I agree with pretty much everything.
Children should be dressed in a manner that allows them to fully participate in the world around them. There was an online thing about girls school shoes v boys school shoes a while ago - since then I have bought my daughter (6) school shoes exclusively from the boys section, because they allow her to participate in a wider range of playground activities. They give her more options.
Context is useful - crop top good at dance class or on a beach etc. Not in the snow/at a funeral.
I try not to meddle in what my youngest daughter picks out for weekend wear - they spend 5 days a week in uniform so if she wants to wear bonkers combinations of stuff on the other days I let her.
Sometimes I have to actively stop myself from telling her that things don’t go together - much as I’d love to dress her totally to my own taste, she’s a human being, not a doll. I think it’s important to let her have that control over her physical self now, to not undermine her sense of autonomy and to reinforce the message that her body is her own.
Middle daughter is my bonus (step) baby, so she comes with a set of rules designated by her birth mother and while I think a lot of them are pointless (she’s not allowed to look at the boys section, for example) I try to walk a line that respects her autonomy without undermining her mum.
When her dad and I got married, she couldn’t find anything she wanted to wear in a shop. She ended up picking out one of my dresses and I had it professionally altered to fit her.
Little daughter insisted on a ridiculous mother-of-the-bride style hat with ostrich feathers. They don’t come sized for preschoolers so I had to make her one.

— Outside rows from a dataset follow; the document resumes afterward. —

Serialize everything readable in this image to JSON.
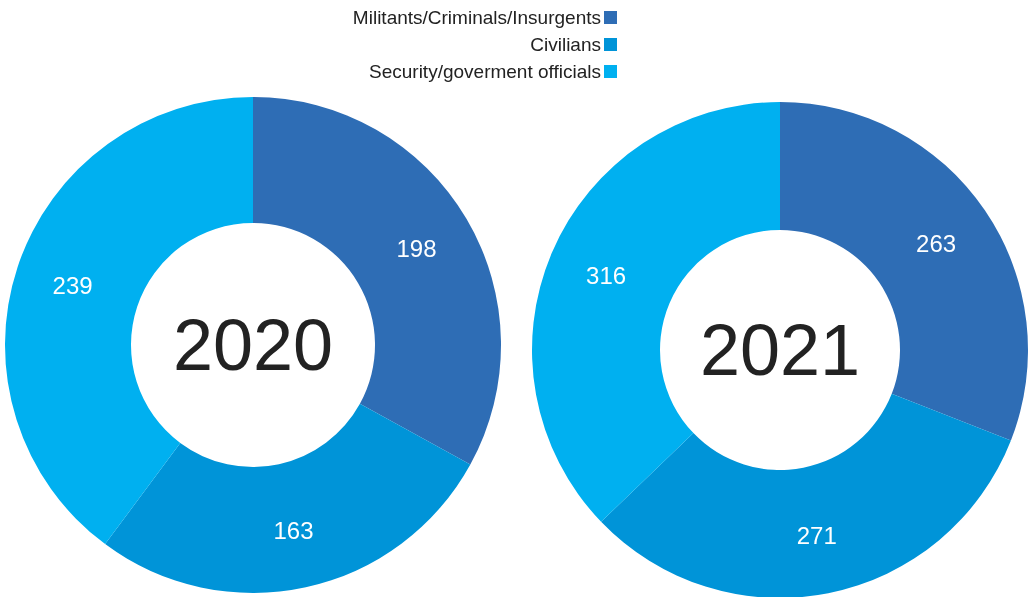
{
  "chart_data": [
    {
      "type": "donut",
      "title": "2020",
      "categories": [
        null,
        null,
        null
      ],
      "values": [
        198,
        163,
        239
      ],
      "colors": [
        "#2e6db5",
        "#0094d8",
        "#00b0f0"
      ],
      "data_labels": true
    },
    {
      "type": "donut",
      "title": "2021",
      "categories": [
        "Militants/Criminals/Insurgents",
        "Civilians",
        "Security/goverment officials"
      ],
      "values": [
        263,
        271,
        316
      ],
      "colors": [
        "#2e6db5",
        "#0094d8",
        "#00b0f0"
      ],
      "data_labels": true,
      "legend": "top"
    }
  ]
}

Re: sexualisation, well, having once been a phone sex chat line operator (late 90s, before the internet caused a ‘video killed the radio star’ type takeover) I can state with certainty that anything can be sexualised - from Velcro sandals to bursting balloons.

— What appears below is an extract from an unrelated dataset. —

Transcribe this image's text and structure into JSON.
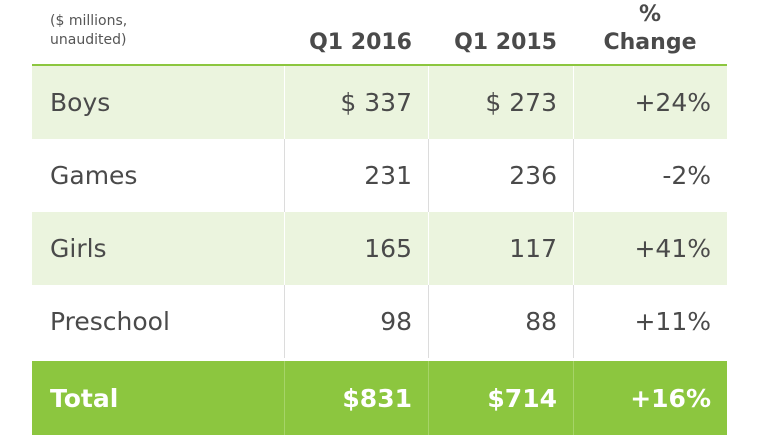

There is a touring exhibit in the US showing outfits women were wearing when they were sexually assaulted. It makes Sardine’s point very starkly.
We should try not to get bogged down in worrying about what signals we send to men via clothing - they don’t receive our messages anyway, they just write their own agenda over the top.
Fashion/clothing experimentation can be a wonderful thing, my mother was incredibly supportive and indulgent of my ridiculous sartorial imagination, enabling ridiculous fancy dress costumes (often made out of boxes) in my early years, and making stuff not had in my head but couldn’t actually find for my teenage nights out. Sometimes at ridiculously short notice.
When my daughter was born I made the conscientious effort to learn to use a sewing machine and dressmaker clothes from simple patterns so I would be able facilitate her future flights of fancy. I wish I’d asked my mum to teach me while she was still around to do so, but instead I remember her whenever I sit down and thread the machine. Fashion, style, what we wear and how we source it doesn’t necessarily have to involve men. I hope!